1. As you already mentioned, std::array needs a compile-time size. So make it known at compile-time! This can be done by converting it to a template parameter .

   Change

   int test(int n) { . . . }

   to

   template<int n> int test() { . . . }

   The problem is that it then has to be called with test<n>() instead of test(n) and this again requires the n in the caller code to be known at compile-time, too, which is not the case with a for -loop. If you know your loop's upper bound during compile-time (like in your current code snippet), it can be done, but it's a bit complicated. And if it's not known, ie a user input, you can't use this solution at all.

   So this is not a good option here.

2. Don't use std::array but a container type which doesn't require the size at compile-time but during runtime . A heap-allocated raw array ( new int[n] ), as you mentioned, is an option, but it's not very C++-ish. Use std::vector instead !

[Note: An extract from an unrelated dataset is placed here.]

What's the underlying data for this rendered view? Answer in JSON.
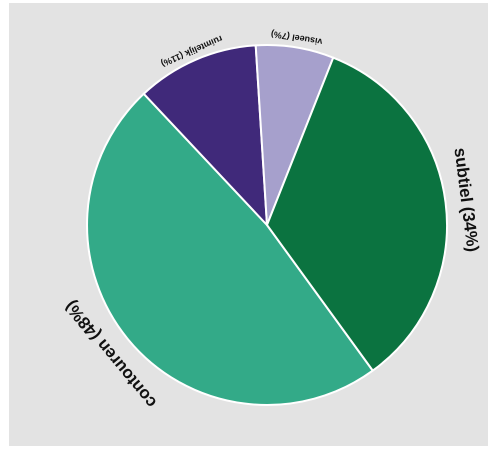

   For this, simply change

   array<int,n> myArray;

   to

   vector<int> myArray(n);

   PS. In the future, there probably will be std::dynarray (proposed container type) which fits exactly that purpose a bit better than std::vector currently does. It's reflecting the purpose of new int[n] where n is known at runtime but constant during the lifetime of the array, filling the gap between std::array and std::vector . Yet in almost all cases std::vector will do just fine!

Answer 2

You can use a vector instead;

#include <vector>

vector<int> myArray (n); // n zero-initialized elements

use the operator[] like you are using the array.